The holiday festivities have begun and while I certainly enjoy celebrating with the design community, it doesn’t always leave time for working behind the scenes. So while I catch up, I thought I would share a favorite project that has been in my files for years. I am interested in anything that Studio Peregalli touches. Their sophisticated sensibility is, as the title of their book revealed, an impressive Invention of the Past. But in few projects is the melding of old and new as dramatic as in the Milan townhouse of Kartell owner Claudio Luti and wife Maria. I first saw the house in House & Garden almost a decade ago, where the emphasis was on the design firm’s remarkable recreation of a fabricated past as in the entry below.
However, Kartell’s iconic Louis Ghost chair by Phillippe Starck made an appearance, paired with an early 19th century English table, in the verdant garden room.
And in the stunning bathroom with tumbling block patterned marble floor and Venetian plaster walls, Kartell’s Eros swivel chair adds a modern touch.
photos above by François Halard for House & Garden
In T magazine’s piece about the house several years ago, they shot the bathroom with Patricia Urquiola’s Foliage chair as the featured Kartell piece.
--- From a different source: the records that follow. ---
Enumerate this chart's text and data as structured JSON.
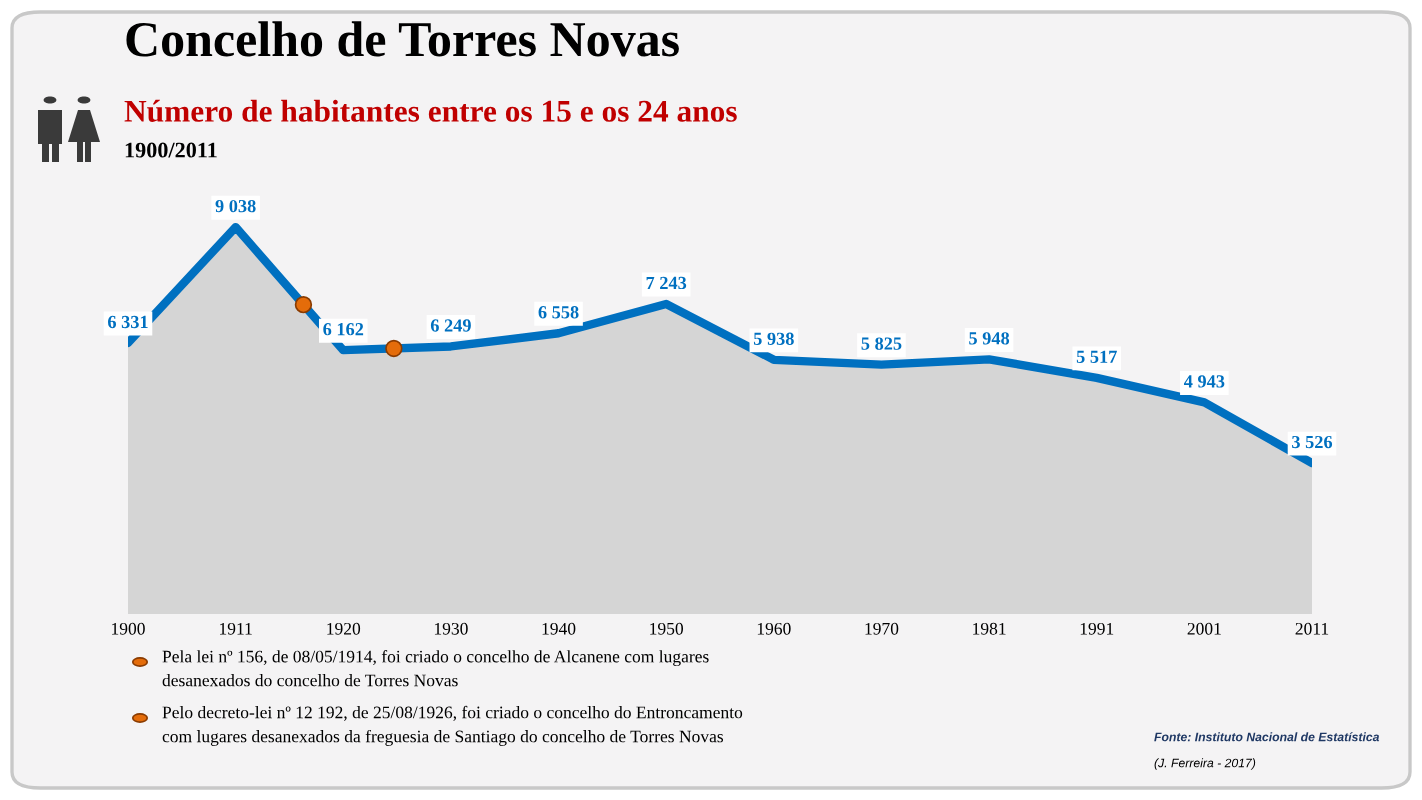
{
  "chart_data": {
    "type": "area",
    "title": "Concelho de Torres Novas",
    "subtitle": "Número de habitantes entre os 15 e os 24 anos",
    "categories": [
      "1900",
      "1911",
      "1920",
      "1930",
      "1940",
      "1950",
      "1960",
      "1970",
      "1981",
      "1991",
      "2001",
      "2011"
    ],
    "series": [
      {
        "type": "area",
        "color": "#0070c0",
        "values": [
          6331,
          9038,
          6162,
          6249,
          6558,
          7243,
          5938,
          5825,
          5948,
          5517,
          4943,
          3526
        ]
      }
    ],
    "tick_labels": "x",
    "data_labels": true,
    "grid": false,
    "legend": false,
    "annotations": [
      "1900/2011",
      "Pela lei nº 156, de 08/05/1914, foi criado o concelho de Alcanene com lugares\ndesanexados do concelho de Torres Novas",
      "Pelo decreto-lei nº 12 192, de 25/08/1926, foi criado o concelho do Entroncamento\ncom lugares desanexados da freguesia de Santiago do concelho de Torres Novas",
      "Fonte: Instituto Nacional de Estatística",
      "(J. Ferreira - 2017)"
    ]
  }
}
T also showed how another Patricia Urquiola Kartell piece, her Comback chair, fit beautifully in the entry hall against a patchwork of faux marble.
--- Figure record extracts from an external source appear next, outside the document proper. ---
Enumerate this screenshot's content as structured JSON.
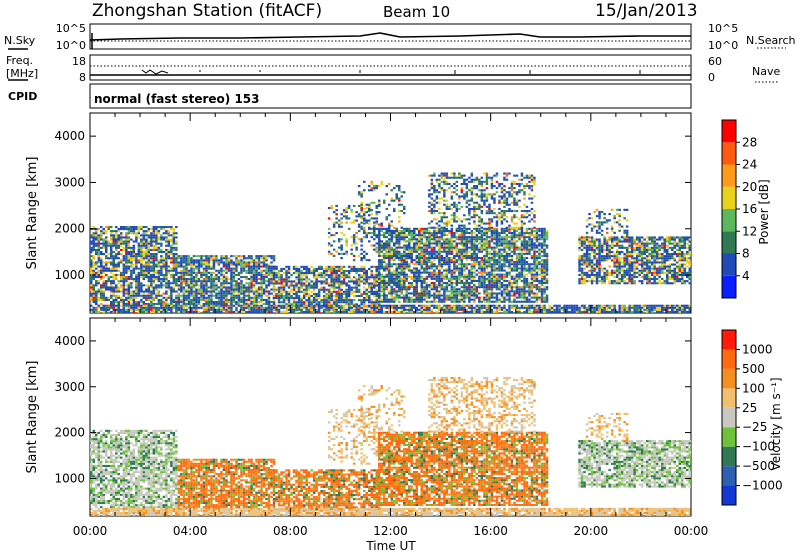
{
  "header": {
    "station_title": "Zhongshan Station (fitACF)",
    "beam_label": "Beam 10",
    "date": "15/Jan/2013"
  },
  "aux_panels": {
    "nsky_label": "N.Sky",
    "nsearch_label": "N.Search",
    "nsky_ticks": [
      "10^5",
      "10^0"
    ],
    "nsearch_ticks": [
      "10^5",
      "10^0"
    ],
    "freq_label_line1": "Freq.",
    "freq_label_line2": "[MHz]",
    "freq_ticks": [
      "18",
      "8"
    ],
    "nave_label": "Nave",
    "nave_ticks": [
      "60",
      "0"
    ],
    "cpid_label": "CPID",
    "cpid_text": "normal (fast stereo) 153"
  },
  "chart_data": [
    {
      "type": "heatmap",
      "name": "power-panel",
      "ylabel": "Slant Range [km]",
      "xlabel": "",
      "ylim": [
        180,
        4500
      ],
      "yticks": [
        "4000",
        "3000",
        "2000",
        "1000"
      ],
      "xlim": [
        0,
        24
      ],
      "xticks": [
        "00:00",
        "04:00",
        "08:00",
        "12:00",
        "16:00",
        "20:00",
        "00:00"
      ],
      "colorbar": {
        "label": "Power [dB]",
        "ticks": [
          "28",
          "24",
          "20",
          "16",
          "12",
          "8",
          "4"
        ],
        "colors": [
          "#0a1fff",
          "#1f4bb8",
          "#2f7a52",
          "#5cb85c",
          "#e8d21c",
          "#ff9a1a",
          "#ff5a10",
          "#ff0000"
        ]
      }
    },
    {
      "type": "heatmap",
      "name": "velocity-panel",
      "ylabel": "Slant Range [km]",
      "xlabel": "Time UT",
      "ylim": [
        180,
        4500
      ],
      "yticks": [
        "4000",
        "3000",
        "2000",
        "1000"
      ],
      "xlim": [
        0,
        24
      ],
      "xticks": [
        "00:00",
        "04:00",
        "08:00",
        "12:00",
        "16:00",
        "20:00",
        "00:00"
      ],
      "colorbar": {
        "label": "Velocity [m s⁻¹]",
        "ticks": [
          "1000",
          "500",
          "100",
          "25",
          "−25",
          "−100",
          "−500",
          "−1000"
        ],
        "colors": [
          "#1238d8",
          "#2e5fb0",
          "#2f7a52",
          "#6ec23a",
          "#c8c8c0",
          "#f0c070",
          "#f59020",
          "#ff6a10",
          "#ff1a0a"
        ]
      }
    }
  ]
}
In the bedroom, Philippe Starck’s Ghost Buster for Kartell echoes the lines and function of more classical pieces yet lets the beautiful statement walls take the final bow.
three photos above by Ruy Teixeira for T magazine
The Milan townhouse appeared around the same time in Casa Vogue, where a few new rooms and pieces were featured. The traditional paneled library includes two of Piero Lissoni’s Pop armchairs in an amethyst velvet that is a splendid counterpoint to the warm woodwork.
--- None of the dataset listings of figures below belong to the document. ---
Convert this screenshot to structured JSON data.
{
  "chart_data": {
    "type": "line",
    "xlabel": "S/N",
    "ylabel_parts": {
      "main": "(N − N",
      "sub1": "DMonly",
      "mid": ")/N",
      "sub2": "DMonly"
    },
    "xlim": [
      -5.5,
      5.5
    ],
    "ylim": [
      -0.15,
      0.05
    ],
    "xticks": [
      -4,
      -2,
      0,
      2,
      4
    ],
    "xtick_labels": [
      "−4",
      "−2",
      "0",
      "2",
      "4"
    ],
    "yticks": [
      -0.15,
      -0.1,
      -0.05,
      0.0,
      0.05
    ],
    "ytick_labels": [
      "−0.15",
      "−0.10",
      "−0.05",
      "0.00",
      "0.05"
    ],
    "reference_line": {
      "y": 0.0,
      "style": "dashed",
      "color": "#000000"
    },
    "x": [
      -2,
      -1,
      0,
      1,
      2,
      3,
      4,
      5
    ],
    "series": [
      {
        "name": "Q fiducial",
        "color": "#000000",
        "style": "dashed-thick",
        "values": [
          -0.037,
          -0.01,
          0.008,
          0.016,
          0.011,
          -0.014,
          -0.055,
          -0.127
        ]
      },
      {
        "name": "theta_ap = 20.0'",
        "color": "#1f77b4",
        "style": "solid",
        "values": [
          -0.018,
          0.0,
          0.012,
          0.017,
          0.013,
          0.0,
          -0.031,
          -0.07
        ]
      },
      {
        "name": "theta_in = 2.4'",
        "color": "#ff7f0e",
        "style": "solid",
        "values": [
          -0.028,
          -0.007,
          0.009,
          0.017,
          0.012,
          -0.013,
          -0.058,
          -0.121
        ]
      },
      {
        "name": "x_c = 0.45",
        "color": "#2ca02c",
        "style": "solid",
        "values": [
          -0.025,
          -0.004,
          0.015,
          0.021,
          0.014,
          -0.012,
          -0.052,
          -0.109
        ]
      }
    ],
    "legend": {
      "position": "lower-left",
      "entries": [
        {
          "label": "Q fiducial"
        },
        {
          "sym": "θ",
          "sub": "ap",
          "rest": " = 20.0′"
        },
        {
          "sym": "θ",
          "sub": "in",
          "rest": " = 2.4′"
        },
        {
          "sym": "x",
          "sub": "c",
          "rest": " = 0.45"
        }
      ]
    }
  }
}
It’s amazing how versatile Starck’s Masters chair is. Perhaps because it is a fusion of three modern classics – the 7 Series by Arne Jacobsen, the Tulip Armchair by Eero Saarinen and the Eiffel Chair by Charles Eames – rolled into a single contemporary composite. It looked right at home in the bedroom,
but really adds a sinuous sophistication in the garden where amethyst glassware is a stunning contrast against the green setting.
three photos above by Giorgio Possenti for Casa Vogue
The brilliance of Roberto Peregalli and Laura Sartori Rimini yet again proves how a masterful understanding of the past can be the most powerful tool for moving forward.